By NOLA CelesteI’ve seen my grandfather cry twice.
The first time was on Easter Sunday in 1990. I had announced to the dinner table that I was preparing a project on World War II for my World History class. After the table was cleared and the leftovers packed away, my grandfather grabbed my hand and walked me to the back of the house. “Cessie,” he said, using his special nickname for me, “I am going to tell you something once and I never want you to ask me about it again.” “Okay, PaPa,” I said, perplexed.
He then flashed back to when he was 19 years old, hiding under a pew in a bombed-out church in western Germany. German soldiers had surrounded the church and began storming in, pulling him and other hunkered-down U.S. solders from underneath various pews and lining them up on what used to be the altar. One of the German soldiers pulled out a gun and began shooting the U.S. solders one-by-one, execution style. When he pointed the gun at my grandfather, he stopped and touched the “Circled T” patch – indicating that my grandfather was a translator – with the barrel of the gun. The other German soldiers took him out of the execution line. The rest of my grandfather’s group was summarily murdered.
My grandfather’s uniform sported the “translator patch” because his first language was French. He only spoke Cajun French until the public school teachers sent to Lafourche Parish by state senators in Baton Rouge beat him, literally, into learning English in fourth grade. After Cajun French ended up saving his life, the Nazis brought him to a POW camp where he translated orders between American, French and British troops. He ate nothing but raw potatoes, caught scurvy and dwindled to 125 pounds. One day, apparently, the Germans just . . . left. He was rescued and brought to Paris where he rode through the Arc de Triomphe as a war hero.
As he ended the story, silent tears streamed down my grandfather’s face. “Remember, Cessie, never ask me about this again.” He walked away. I understood.
The second time I saw my grandfather cry was when the Saints won their first playoff game in 2000.
My grandfather has been a Saints season ticket holder since game one, year one in 1967. Unfortunately, he missed Tom Dempsey’s then-record field goal in now-demolished Tulane stadium because, as would happen many times during his career as a Saints fan, he got frustrated with their performance and left early.
I have been a Saints season ticket holder since I was old enough to walk down to our row of seats in the Superdome. When I was very young (and the team stunk), I would bring a coloring book to the game, completely oblivious to what was going on around me.
I was a Saints season ticket holder during the Saints’ “year in exile” post-Katrina. They played four “home” games in LSU stadium in Baton Rouge and four “home” games in San Antonio.
NFL football is just not meant to be played in LSU stadium.
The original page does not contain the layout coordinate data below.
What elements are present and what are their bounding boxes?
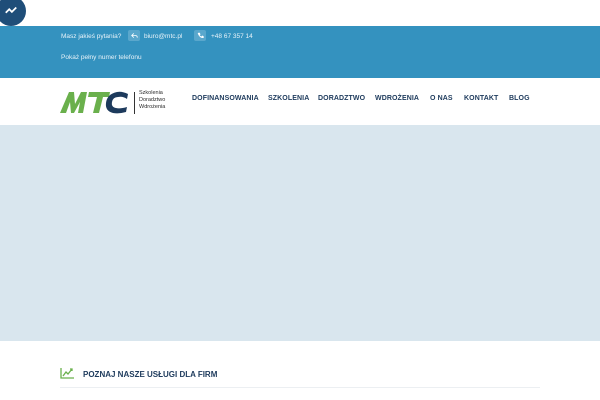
logo-line-1: Szkolenia [139, 90, 163, 96]
nav-szkolenia[interactable]: SZKOLENIA [268, 95, 309, 102]
topbar-email-link[interactable]: biuro@mtc.pl [144, 33, 182, 41]
section-title: POZNAJ NASZE USŁUGI DLA FIRM [83, 370, 218, 379]
phone-icon [194, 30, 206, 41]
nav-blog[interactable]: BLOG [509, 95, 530, 102]
messenger-icon [5, 6, 17, 14]
nav-o-nas[interactable]: O NAS [430, 95, 453, 102]
topbar-phone-link[interactable]: +48 67 357 14 [211, 33, 253, 41]
logo-divider [134, 92, 135, 114]
header: Szkolenia Doradztwo Wdrożenia DOFINANSOW… [0, 78, 600, 125]
hero-banner [0, 125, 600, 341]
top-strip [0, 0, 600, 26]
nav-kontakt[interactable]: KONTAKT [464, 95, 498, 102]
nav-dofinansowania[interactable]: DOFINANSOWANIA [192, 95, 259, 102]
section-divider [60, 387, 540, 388]
topbar: Masz jakieś pytania? biuro@mtc.pl +48 67… [0, 26, 600, 78]
services-section: POZNAJ NASZE USŁUGI DLA FIRM [0, 341, 600, 400]
logo-line-2: Doradztwo [139, 97, 166, 103]
topbar-question: Masz jakieś pytania? [61, 33, 122, 40]
chart-trend-icon [60, 368, 74, 379]
nav-doradztwo[interactable]: DORADZTWO [318, 95, 365, 102]
show-full-phone-link[interactable]: Pokaż pełny numer telefonu [61, 54, 142, 62]
reply-arrow-icon [128, 30, 140, 41]
page: Masz jakieś pytania? biuro@mtc.pl +48 67… [0, 0, 600, 400]
nav-wdrozenia[interactable]: WDROŻENIA [375, 95, 419, 102]
logo-tagline: Szkolenia Doradztwo Wdrożenia [139, 90, 165, 111]
logo-line-3: Wdrożenia [139, 104, 166, 110]
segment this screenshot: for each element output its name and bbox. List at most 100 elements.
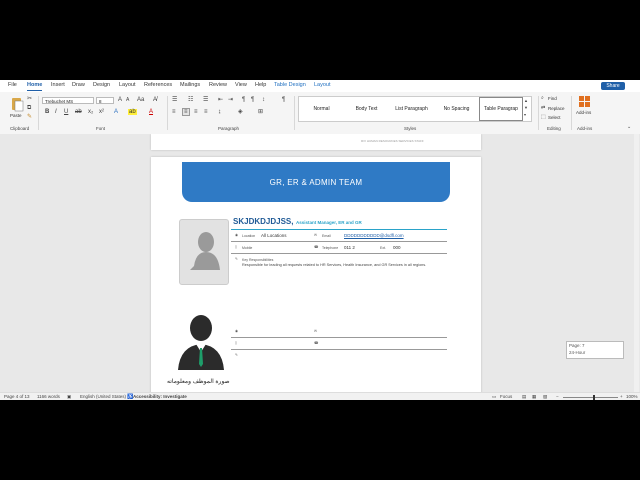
zoom-in-icon[interactable]: +	[620, 394, 623, 399]
previous-page: R/V HUMAN RESOURCES SERVICES STAFF	[151, 134, 481, 150]
align-left-icon[interactable]: ≡	[172, 109, 176, 115]
styles-scroll-down-icon[interactable]: ▼	[524, 106, 528, 110]
line-spacing-icon[interactable]: ↨	[218, 109, 221, 115]
row-divider	[231, 241, 447, 242]
addins-icon[interactable]	[579, 96, 591, 108]
zoom-slider[interactable]	[563, 395, 618, 400]
tab-review[interactable]: Review	[209, 82, 227, 88]
collapse-ribbon-icon[interactable]: ⌄	[627, 125, 631, 130]
title-underline	[231, 229, 447, 230]
show-marks-icon[interactable]: ¶	[282, 97, 285, 103]
group-divider	[294, 96, 295, 130]
tab-insert[interactable]: Insert	[51, 82, 65, 88]
zoom-slider-thumb[interactable]	[593, 395, 595, 400]
group-font: Font	[96, 126, 106, 131]
profile-photo-placeholder	[179, 219, 229, 285]
shading-icon[interactable]: ◈	[238, 109, 243, 115]
find-button[interactable]: Find	[548, 96, 557, 101]
strikethrough-icon[interactable]: ab	[75, 109, 82, 115]
focus-button[interactable]: Focus	[500, 394, 512, 399]
font-size-select[interactable]: 8	[96, 97, 114, 104]
borders-icon[interactable]: ⊞	[258, 109, 263, 115]
group-paragraph: Paragraph	[218, 126, 240, 131]
sort-icon[interactable]: ↕	[262, 97, 265, 103]
accessibility-status[interactable]: Accessibility: Investigate	[133, 394, 187, 399]
language[interactable]: English (United States)	[80, 394, 126, 399]
pen-icon: ✎	[235, 257, 238, 261]
font-color-icon[interactable]: A	[149, 109, 153, 115]
style-body-text[interactable]: Body Text	[344, 97, 389, 121]
tab-layout[interactable]: Layout	[119, 82, 136, 88]
bullets-icon[interactable]: ☰	[172, 97, 177, 103]
proofing-icon[interactable]: ▣	[67, 394, 71, 400]
location-value: All Locations	[261, 233, 287, 238]
telephone-icon: ☎	[314, 341, 319, 345]
copy-icon[interactable]: ⧉	[27, 105, 31, 111]
zoom-level[interactable]: 100%	[626, 394, 638, 399]
decrease-indent-icon[interactable]: ⇤	[218, 97, 223, 103]
tab-mailings[interactable]: Mailings	[180, 82, 200, 88]
vertical-scrollbar[interactable]	[634, 134, 639, 392]
person-silhouette-icon	[190, 232, 220, 270]
zoom-out-icon[interactable]: −	[556, 394, 559, 399]
highlight-icon[interactable]: ab	[128, 109, 137, 115]
word-count[interactable]: 1166 words	[37, 394, 60, 399]
style-no-spacing[interactable]: No Spacing	[434, 97, 479, 121]
arabic-caption: صورة الموظف ومعلوماته	[167, 379, 230, 385]
tab-home[interactable]: Home	[27, 82, 43, 91]
align-center-icon[interactable]: ≡	[182, 108, 190, 116]
styles-more-icon[interactable]: ▾	[524, 113, 526, 117]
print-layout-icon[interactable]: ▦	[532, 394, 536, 400]
select-button[interactable]: Select	[548, 115, 561, 120]
font-name-select[interactable]: Trebuchet MS	[42, 97, 94, 104]
align-right-icon[interactable]: ≡	[194, 109, 198, 115]
format-painter-icon[interactable]: ✎	[27, 114, 32, 120]
clear-formatting-icon[interactable]: A̸	[153, 97, 157, 103]
italic-icon[interactable]: I	[55, 109, 57, 115]
tab-help[interactable]: Help	[255, 82, 266, 88]
numbering-icon[interactable]: ☷	[188, 97, 193, 103]
shrink-font-icon[interactable]: A	[126, 98, 129, 103]
tab-table-layout[interactable]: Layout	[314, 82, 331, 88]
tab-view[interactable]: View	[235, 82, 247, 88]
rtl-icon[interactable]: ¶	[251, 97, 254, 103]
bold-icon[interactable]: B	[45, 109, 49, 115]
superscript-icon[interactable]: x²	[99, 109, 104, 115]
justify-icon[interactable]: ≡	[204, 109, 208, 115]
multilevel-list-icon[interactable]: ☰	[203, 97, 208, 103]
increase-indent-icon[interactable]: ⇥	[228, 97, 233, 103]
subscript-icon[interactable]: x₂	[88, 109, 93, 115]
person-name: SKJDKDJDJSS,	[233, 217, 294, 226]
text-effects-icon[interactable]: A	[114, 109, 118, 115]
cut-icon[interactable]: ✂	[27, 96, 32, 102]
share-button[interactable]: Share	[601, 82, 625, 90]
ltr-icon[interactable]: ¶	[242, 97, 245, 103]
page-scroll-tooltip: Page: 7 24-Hour	[566, 341, 624, 359]
person-title: Assistant Manager, ER and GR	[296, 220, 362, 225]
style-table-paragraph[interactable]: Table Paragrap	[479, 97, 523, 121]
web-layout-icon[interactable]: ▧	[543, 394, 547, 400]
read-mode-icon[interactable]: ▤	[522, 394, 526, 400]
paste-label: Paste	[10, 113, 22, 118]
page-count[interactable]: Page 4 of 13	[4, 394, 30, 399]
tab-references[interactable]: References	[144, 82, 172, 88]
tab-file[interactable]: File	[8, 82, 17, 88]
telephone-label: Telephone	[322, 246, 339, 250]
tab-design[interactable]: Design	[93, 82, 110, 88]
mobile-icon: ▯	[235, 341, 237, 345]
paste-icon[interactable]	[10, 96, 24, 112]
replace-button[interactable]: Replace	[548, 106, 565, 111]
style-normal[interactable]: Normal	[299, 97, 344, 121]
email-icon: ✉	[314, 329, 317, 333]
styles-scroll-up-icon[interactable]: ▲	[524, 99, 528, 103]
tab-table-design[interactable]: Table Design	[274, 82, 306, 88]
document-page[interactable]: GR, ER & ADMIN TEAM SKJDKDJDJSS, Assista…	[151, 157, 481, 392]
underline-icon[interactable]: U	[64, 109, 68, 115]
change-case-icon[interactable]: Aa	[137, 97, 144, 103]
tab-draw[interactable]: Draw	[72, 82, 85, 88]
grow-font-icon[interactable]: A	[118, 97, 122, 103]
location-label: Location	[242, 234, 256, 238]
email-value[interactable]: DDDDDDDDDDD@dsdfl.com	[344, 233, 404, 238]
key-responsibilities-label: Key Responsibilities	[242, 258, 274, 262]
style-list-paragraph[interactable]: List Paragraph	[389, 97, 434, 121]
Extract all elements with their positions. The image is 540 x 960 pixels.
The stadium holds more people than there are season ticket holders. The crowd looked like the crowd at a high school game.
Saints football is just not meant to be played in San Antonio. My husband and I traveled to San Antonio for one of the “away” home games. After about a half hour of fuming, I turned around and very calmly told a lady behind me, who was holding a “San Antonio Saints” sign (Tom Benson, the Saints’ owner, has been threatening to move the team to San Antonio for years), that her sign was an insult all Katrina victims, especially the lady interviewed on television wearing a Saints jersey who told news reporters that she saw her elderly mom drown while trying to escape the flood waters in the 9th Ward.
She put the sign down for the rest of the game.
I have also cried at a Saints game before. Last year’s Monday Night Football Season Opener against Atlanta... the first time that the public was let back into the Superdome since it became a deathtrap in 2005. After Greenday and U2 performed, the Saints ran onto the field in a burst of indoor fireworks and streamers. I sobbed. I grabbed the total stranger in front of me, who was also sobbing, and stood there in an exaggerated hug while they introduced the starters. In that moment, all of the death, destruction, thirst, hunger, unsanitary conditions and abject fear that had filled the Superdome during Katrina was exorcised.
In that moment, the Saints... and the city.... marched on.